3. The reinforcement learning-based unmanned aerial vehicle control and command decision method according to claim 1,

the step S2 specifically includes: taking the small unmanned aerial vehicle as particles, and establishing a three-degree-of-freedom particle motion model:

wherein (x, y, z) represents the coordinates of the small unmanned aerial vehicle in a three-dimensional space coordinate system of the ground, v, theta and psi respectively represent the flight speed, the pitch angle and the yaw angle of the small unmanned aerial vehicle, and t represents time.

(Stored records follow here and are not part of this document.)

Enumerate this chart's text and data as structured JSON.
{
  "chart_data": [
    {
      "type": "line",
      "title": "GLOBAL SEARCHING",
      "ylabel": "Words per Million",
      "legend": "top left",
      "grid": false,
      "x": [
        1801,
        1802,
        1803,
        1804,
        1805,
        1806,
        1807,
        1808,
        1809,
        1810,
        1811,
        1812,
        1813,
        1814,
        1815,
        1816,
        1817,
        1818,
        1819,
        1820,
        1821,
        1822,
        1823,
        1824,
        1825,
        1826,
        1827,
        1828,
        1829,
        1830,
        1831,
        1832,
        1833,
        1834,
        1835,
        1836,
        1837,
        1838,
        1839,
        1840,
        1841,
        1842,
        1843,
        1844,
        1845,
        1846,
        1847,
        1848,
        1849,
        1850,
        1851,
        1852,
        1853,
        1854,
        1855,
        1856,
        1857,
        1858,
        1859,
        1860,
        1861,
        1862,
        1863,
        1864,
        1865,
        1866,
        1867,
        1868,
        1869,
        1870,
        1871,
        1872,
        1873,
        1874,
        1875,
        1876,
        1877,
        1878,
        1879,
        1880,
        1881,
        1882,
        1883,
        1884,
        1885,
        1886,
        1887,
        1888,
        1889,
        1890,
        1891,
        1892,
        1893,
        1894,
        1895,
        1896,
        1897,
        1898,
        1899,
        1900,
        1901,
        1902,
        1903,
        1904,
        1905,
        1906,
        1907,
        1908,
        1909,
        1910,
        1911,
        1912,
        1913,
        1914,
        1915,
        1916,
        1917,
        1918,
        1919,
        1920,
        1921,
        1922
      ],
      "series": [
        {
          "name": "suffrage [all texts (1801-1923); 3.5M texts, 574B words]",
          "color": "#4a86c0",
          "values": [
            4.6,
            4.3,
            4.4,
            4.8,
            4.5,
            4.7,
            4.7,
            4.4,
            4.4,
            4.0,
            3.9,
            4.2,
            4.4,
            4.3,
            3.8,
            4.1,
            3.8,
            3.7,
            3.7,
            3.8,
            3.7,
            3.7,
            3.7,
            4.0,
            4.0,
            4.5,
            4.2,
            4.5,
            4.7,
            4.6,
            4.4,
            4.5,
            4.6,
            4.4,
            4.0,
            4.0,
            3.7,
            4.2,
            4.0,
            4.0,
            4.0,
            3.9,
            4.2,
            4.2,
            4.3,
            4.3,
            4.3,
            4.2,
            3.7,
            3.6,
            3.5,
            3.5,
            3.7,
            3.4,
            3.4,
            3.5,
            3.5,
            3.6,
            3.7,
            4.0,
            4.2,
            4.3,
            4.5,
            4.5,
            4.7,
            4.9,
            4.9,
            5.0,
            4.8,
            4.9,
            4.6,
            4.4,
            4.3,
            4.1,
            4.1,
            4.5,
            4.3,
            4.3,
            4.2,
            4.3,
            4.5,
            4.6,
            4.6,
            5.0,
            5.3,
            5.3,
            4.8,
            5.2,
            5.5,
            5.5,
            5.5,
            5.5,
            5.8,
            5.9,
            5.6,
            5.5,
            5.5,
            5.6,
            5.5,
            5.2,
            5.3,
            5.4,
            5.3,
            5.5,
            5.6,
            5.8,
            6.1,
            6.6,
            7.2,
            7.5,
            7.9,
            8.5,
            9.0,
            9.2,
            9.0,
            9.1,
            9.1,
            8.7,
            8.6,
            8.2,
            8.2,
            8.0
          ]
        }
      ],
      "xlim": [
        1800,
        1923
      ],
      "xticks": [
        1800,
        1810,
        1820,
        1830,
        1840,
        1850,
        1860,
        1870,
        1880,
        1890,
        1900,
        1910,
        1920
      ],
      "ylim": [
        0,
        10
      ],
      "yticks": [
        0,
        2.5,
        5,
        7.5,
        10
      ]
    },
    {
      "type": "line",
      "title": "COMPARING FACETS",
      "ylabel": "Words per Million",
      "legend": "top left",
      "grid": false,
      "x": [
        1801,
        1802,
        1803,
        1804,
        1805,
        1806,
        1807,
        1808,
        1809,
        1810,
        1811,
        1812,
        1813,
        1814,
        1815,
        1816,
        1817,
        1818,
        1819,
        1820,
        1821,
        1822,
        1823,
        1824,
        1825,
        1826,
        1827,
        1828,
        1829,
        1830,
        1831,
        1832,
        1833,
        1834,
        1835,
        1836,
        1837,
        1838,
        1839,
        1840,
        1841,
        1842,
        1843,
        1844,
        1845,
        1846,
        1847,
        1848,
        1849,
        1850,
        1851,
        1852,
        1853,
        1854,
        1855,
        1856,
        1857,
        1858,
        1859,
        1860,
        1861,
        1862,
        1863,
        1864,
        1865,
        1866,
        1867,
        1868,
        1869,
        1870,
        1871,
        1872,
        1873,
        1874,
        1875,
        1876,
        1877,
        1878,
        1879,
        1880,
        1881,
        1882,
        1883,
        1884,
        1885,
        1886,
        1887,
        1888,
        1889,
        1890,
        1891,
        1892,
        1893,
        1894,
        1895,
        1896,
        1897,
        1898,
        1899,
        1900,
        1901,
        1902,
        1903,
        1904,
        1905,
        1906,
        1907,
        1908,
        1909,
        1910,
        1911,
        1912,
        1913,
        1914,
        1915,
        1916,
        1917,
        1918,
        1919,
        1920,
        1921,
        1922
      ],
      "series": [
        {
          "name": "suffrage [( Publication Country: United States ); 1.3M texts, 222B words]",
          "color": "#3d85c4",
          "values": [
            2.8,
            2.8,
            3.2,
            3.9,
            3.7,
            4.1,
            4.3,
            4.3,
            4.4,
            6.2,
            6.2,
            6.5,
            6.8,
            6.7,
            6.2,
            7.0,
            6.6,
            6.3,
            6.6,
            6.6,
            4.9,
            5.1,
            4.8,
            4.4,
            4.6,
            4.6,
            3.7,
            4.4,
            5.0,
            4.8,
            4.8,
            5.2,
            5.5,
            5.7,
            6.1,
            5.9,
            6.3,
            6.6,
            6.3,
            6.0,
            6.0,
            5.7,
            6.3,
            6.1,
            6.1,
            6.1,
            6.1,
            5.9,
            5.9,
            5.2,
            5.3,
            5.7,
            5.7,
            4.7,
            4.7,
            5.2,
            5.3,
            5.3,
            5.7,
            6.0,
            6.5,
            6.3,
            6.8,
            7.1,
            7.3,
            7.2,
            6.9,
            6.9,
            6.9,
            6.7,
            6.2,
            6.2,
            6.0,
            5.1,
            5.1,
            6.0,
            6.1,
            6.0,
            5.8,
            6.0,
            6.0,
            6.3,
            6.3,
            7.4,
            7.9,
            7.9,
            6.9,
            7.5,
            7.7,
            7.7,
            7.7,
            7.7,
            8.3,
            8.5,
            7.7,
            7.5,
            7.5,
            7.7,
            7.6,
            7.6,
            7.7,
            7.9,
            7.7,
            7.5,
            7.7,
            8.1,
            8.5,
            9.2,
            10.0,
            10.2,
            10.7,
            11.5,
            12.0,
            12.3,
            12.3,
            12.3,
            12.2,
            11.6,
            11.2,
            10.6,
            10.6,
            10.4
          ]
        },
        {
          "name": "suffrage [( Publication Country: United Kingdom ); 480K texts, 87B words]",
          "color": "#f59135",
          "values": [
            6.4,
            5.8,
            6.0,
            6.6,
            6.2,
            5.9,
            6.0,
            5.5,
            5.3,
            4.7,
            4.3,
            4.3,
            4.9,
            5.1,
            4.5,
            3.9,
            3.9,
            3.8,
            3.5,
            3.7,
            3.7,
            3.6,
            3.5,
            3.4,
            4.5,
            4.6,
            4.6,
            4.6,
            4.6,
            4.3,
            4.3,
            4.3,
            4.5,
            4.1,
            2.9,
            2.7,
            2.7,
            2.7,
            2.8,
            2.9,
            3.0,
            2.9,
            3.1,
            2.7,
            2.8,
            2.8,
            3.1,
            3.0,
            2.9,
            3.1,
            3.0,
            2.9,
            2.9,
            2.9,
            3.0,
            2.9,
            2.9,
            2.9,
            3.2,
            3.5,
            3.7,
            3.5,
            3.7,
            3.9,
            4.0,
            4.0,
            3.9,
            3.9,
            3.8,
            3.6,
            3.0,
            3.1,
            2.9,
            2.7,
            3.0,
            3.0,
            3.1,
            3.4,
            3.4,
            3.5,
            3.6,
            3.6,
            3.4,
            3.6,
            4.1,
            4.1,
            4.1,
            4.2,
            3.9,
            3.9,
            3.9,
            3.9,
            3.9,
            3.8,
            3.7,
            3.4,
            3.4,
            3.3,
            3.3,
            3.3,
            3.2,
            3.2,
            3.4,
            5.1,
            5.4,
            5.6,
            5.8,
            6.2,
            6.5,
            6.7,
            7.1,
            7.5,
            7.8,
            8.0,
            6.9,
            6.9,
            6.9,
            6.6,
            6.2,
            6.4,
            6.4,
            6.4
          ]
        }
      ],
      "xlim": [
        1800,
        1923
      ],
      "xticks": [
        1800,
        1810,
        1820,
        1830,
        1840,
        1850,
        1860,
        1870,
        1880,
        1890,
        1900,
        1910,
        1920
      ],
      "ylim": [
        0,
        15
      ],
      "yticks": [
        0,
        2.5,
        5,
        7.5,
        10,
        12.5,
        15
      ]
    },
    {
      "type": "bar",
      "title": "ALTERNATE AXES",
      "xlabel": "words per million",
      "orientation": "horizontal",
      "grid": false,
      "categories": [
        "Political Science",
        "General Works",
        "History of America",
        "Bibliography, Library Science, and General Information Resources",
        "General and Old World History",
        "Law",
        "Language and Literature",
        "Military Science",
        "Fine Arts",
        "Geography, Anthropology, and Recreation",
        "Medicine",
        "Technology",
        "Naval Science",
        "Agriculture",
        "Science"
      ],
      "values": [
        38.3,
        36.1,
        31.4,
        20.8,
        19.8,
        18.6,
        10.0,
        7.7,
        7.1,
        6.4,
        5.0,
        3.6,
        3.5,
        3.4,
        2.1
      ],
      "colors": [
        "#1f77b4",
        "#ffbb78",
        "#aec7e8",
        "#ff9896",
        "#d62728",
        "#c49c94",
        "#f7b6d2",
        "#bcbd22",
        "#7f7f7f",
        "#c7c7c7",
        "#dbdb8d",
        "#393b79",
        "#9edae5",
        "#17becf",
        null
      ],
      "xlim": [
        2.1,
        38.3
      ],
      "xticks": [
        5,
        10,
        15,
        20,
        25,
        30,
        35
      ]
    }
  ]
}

4. The reinforcement learning-based unmanned aerial vehicle control and command decision method according to claim 1,

the step 4 specifically includes: training a small unmanned aerial vehicle prevention and control command decision model by using a depth Q network algorithm until the small unmanned aerial vehicle prevention and control command decision model can generate prevention and control disposal strategies for driving away and damaging and striking of small unmanned aerial vehicles executing different tasks, and stopping training and storing neural network model parameters at the moment when the defense success rate of the strategies exceeds a certain threshold value, thereby completing the training and optimization of the small unmanned aerial vehicle prevention and control command decision model;

representing the value target network output corresponding to the jth data

represents a state variable s_j+1Take action a_j+1After, value orderMaximum of target network output

The value of the one or more of the one,

represents a state variable s_j+1Take action a_j+1Then, the least square error between the predicted value of the value target network and the real value of the target;

wherein the content of the first and second substances,

represents the gradient of the loss function L (theta) to the parameter theta; by adopting a method of temporarily freezing the value target network parameters, after a certain training period of the value evaluation network is reached, the parameters of the value target network are updated, and the value evaluation network parameters theta are transmitted to the value target network parameters theta^-Thereby maintaining stage stationarity of the value target network;

5. The reinforcement learning-based unmanned aerial vehicle control and command decision method according to claim 1, wherein the step S5 specifically comprises: and loading the small unmanned aerial vehicle control command decision model obtained in the training of the step S4 in a small unmanned aerial vehicle control actual scene, making a decision according to a state space obtained in real time from the small unmanned aerial vehicle control actual scene to obtain a handling action variable a, applying the handling action variable a to the actual scene, immediately obtaining a small unmanned aerial vehicle control strategy, changing an environmental state and obtaining real-time reward feedback.